No More Dorm Life: Here’s 4 Ways to Find Community After College

A college student is successful in finding community after college by joining a small group.

The college years are arguably the most sociable time in one’s life. While constantly surrounded by others of a similar age — from going to class together, dining together and living together — moments alone are rare. Once you get accustomed to this type of tightly-bonded community, you may find post-graduation life to be quite the culture shock.

This is why so many young graduates find themselves feeling lonely and searching for a comparable level of community in their new stage of life. They crave the close friendships and consistent company they had with their college roommates and classmates. 

According to Healthline, sociologists have determined three conditions that are crucial to making friends: proximity, repeated and unplanned interactions, and settings that encourage people to let their guard down. It can feel challenging to recreate these conditions once you’re out of the collegiate setting.

So whether you’ve moved to a new city or your friends have spread out across the map, here are four steps to help you succeed in finding community after college. 

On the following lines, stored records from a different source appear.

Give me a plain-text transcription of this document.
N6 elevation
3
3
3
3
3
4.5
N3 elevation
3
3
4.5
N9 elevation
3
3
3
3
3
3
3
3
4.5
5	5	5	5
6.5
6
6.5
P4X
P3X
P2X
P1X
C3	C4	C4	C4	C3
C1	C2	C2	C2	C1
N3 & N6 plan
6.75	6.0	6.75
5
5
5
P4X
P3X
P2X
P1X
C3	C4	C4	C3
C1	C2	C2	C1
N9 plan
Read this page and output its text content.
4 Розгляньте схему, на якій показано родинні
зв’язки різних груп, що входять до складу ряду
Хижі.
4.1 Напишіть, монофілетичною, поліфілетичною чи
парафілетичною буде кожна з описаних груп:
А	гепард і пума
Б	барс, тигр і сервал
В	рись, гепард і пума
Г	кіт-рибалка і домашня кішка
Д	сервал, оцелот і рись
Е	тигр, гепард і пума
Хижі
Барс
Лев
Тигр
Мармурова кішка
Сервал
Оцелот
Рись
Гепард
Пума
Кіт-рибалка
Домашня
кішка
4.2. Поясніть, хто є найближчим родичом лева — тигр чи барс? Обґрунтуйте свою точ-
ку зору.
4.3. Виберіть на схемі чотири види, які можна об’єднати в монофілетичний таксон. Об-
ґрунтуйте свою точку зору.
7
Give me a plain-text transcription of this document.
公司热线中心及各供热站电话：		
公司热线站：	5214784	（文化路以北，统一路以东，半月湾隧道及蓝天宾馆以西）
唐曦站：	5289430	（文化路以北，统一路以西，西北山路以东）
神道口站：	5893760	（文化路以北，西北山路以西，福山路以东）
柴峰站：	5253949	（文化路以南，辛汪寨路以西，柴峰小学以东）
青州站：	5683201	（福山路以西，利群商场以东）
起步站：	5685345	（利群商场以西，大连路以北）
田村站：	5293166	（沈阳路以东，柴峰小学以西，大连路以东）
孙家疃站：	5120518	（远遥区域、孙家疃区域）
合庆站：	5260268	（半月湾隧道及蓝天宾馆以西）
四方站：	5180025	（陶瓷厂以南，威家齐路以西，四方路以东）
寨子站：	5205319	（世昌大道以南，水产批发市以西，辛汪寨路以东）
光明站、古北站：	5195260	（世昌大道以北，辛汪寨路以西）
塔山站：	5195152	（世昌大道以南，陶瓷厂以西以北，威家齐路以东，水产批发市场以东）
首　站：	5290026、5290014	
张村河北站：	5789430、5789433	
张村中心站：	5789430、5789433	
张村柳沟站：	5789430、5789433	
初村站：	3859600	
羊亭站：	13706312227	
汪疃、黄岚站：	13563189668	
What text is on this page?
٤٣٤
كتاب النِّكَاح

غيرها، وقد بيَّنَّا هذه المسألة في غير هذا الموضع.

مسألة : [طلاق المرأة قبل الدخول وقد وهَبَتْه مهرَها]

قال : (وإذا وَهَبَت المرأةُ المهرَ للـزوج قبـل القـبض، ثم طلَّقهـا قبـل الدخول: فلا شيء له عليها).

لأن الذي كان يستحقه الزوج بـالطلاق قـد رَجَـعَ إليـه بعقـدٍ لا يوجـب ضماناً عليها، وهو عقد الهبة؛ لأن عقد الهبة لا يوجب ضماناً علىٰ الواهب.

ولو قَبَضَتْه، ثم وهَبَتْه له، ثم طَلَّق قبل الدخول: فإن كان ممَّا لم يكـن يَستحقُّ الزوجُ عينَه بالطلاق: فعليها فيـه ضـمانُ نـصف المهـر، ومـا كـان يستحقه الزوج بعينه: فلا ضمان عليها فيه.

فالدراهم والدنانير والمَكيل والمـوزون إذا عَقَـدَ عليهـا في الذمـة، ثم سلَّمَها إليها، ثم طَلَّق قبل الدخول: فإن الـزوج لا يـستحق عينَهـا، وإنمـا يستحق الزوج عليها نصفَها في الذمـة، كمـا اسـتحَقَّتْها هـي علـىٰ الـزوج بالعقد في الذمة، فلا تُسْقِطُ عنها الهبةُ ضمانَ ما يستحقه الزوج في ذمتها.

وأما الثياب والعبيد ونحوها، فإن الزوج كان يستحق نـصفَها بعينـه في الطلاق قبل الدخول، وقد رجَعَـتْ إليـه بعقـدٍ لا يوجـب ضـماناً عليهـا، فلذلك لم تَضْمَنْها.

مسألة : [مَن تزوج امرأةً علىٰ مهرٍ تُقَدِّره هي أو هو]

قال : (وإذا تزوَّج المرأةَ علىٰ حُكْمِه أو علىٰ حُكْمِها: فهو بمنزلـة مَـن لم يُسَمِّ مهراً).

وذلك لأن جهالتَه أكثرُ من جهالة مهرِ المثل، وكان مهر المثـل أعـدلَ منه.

1. Look within your workplace.

It can be intimidating to reach out to coworkers, especially when they are older and in very different stages of life. However, you’d be surprised at how much you might have in common. An easy place to start is by simply inviting a coworker to lunch. A one-on-one setting outside of the office can be the perfect opportunity to let your guard down and make a lasting connection

2. Join a young adults group.

Getting plugged into a local church and joining a young adults group can be a great way to meet new friends. Oftentimes, these groups provide the chance to participate in fun outings and activities that can easily break the ice among unfamiliar faces. 

3. Volunteer with a local ministry.

Another great way you can meet new people is by volunteering with a local ministry or organization. Working together toward the same cause or to complete a service project creates commonality and forms bonds. You could even get a group of volunteers together to go out for a meal afterwards. 

4. Pursue a hobby.

Participate in a class or group that centers around a hobby or interest that you enjoy. By following your passions in a group setting, you’ll be able to find like-minded individuals who have similar interests. 

As long as you are willing to step outside of your comfort zone, you can find plenty of ways to branch out and succeed in finding community after college. No matter how old you are, you may find making new friends to be uncomfortable at first, but keep in mind that there are others out there looking for that same sense of community.